Trump insisted, even after two failed efforts to see an Obamacare repeal vote through Congress, that Americans will get a health-care package that preserves key protections, like coverage of pre-existing medical conditions.
And as Republicans scramble for ways to pay for Trump’s promise this week of major tax cuts — the White House had hoped to use savings from the Obamacare repeal — the president vowed that the money would not come through savings on the huge and popular Medicare program.
“I’m not going to touch it,” he said, except to eliminate “waste, fraud and abuse.”
– Frustrations – Trump, who is not known as particularly self-reflective, shared some of the frustrations he has encountered in his young presidency.
He lambasted “unfair” media coverage; said Congress operates by “unbelievably archaic and slow-moving” rules; and called Democrats “totally obstructionist.”
But he will need some Democratic support to pass some of his more ambitious legislative objectives.
House minority leader Nancy Pelosi said Sunday that Democrats looked forward to working with Trump on issues like infrastructure spending and affordable child care.
But so far, she said on ABC, “he hasn’t really proposed anything.”

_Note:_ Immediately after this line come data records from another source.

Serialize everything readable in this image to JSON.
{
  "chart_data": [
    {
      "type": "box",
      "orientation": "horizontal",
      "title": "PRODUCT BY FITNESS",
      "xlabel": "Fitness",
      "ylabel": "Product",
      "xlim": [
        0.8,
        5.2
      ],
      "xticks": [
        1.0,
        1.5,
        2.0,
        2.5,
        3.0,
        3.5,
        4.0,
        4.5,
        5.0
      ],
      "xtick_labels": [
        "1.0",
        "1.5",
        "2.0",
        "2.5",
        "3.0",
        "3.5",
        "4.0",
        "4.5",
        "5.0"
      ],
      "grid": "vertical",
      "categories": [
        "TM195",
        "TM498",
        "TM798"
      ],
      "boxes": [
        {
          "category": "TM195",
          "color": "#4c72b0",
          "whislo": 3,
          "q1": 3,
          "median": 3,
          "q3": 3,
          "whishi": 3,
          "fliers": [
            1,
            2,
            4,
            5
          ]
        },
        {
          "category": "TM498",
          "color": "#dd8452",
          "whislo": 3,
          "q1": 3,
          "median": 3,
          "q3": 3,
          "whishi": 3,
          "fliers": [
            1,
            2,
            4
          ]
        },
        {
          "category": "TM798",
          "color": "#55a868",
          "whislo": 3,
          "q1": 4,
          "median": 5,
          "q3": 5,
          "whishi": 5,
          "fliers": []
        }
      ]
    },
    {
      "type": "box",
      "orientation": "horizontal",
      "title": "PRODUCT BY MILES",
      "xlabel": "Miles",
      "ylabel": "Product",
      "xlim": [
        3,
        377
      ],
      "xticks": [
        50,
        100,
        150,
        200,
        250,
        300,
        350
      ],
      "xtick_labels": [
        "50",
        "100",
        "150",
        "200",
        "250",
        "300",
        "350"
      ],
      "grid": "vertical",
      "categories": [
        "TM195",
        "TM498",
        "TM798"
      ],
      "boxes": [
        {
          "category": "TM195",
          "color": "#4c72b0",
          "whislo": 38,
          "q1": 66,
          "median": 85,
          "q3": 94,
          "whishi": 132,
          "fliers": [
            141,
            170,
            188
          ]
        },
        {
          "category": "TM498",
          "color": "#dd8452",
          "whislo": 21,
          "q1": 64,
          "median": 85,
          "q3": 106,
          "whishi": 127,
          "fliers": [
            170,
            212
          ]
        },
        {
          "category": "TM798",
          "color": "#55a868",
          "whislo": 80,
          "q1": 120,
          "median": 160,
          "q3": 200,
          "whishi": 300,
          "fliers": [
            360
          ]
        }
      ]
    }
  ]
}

In a week when Trump dropped a threat to cancel the NAFTA trade agreement following what he called “very nice” phone calls from the Mexican and Canadian leaders — instead ordering a six-month review of all trade deals — he made clear that US security took priority over even trade.
If China can help ease the nuclear tensions with Pyongyang, “that’s worth making not as good a trade deal,” he said.
“Trade is very important,” Trump added. “But massive warfare with millions, potentially millions of people being killed? That, as we would say, trumps trade.”
He scheduled the Pennsylvania appearance after snubbing an invitation to the traditional White House correspondents’ dinner on Saturday, where he had risked being roasted by comedians.
Instead, he declared himself “thrilled” to be far from “the Washington swamp” and its “fake news” journalists.
The black-tie affair in Washington was headlined by veteran investigative journalists Bob Woodward and Carl Bernstein of Watergate fame.
Woodward rebuffed the president’s relentless barbs against news outlets. “Mr President, the media is not fake news,” he said.
“Whether the media is revered or reviled, we should and must persist, and I believe we will.”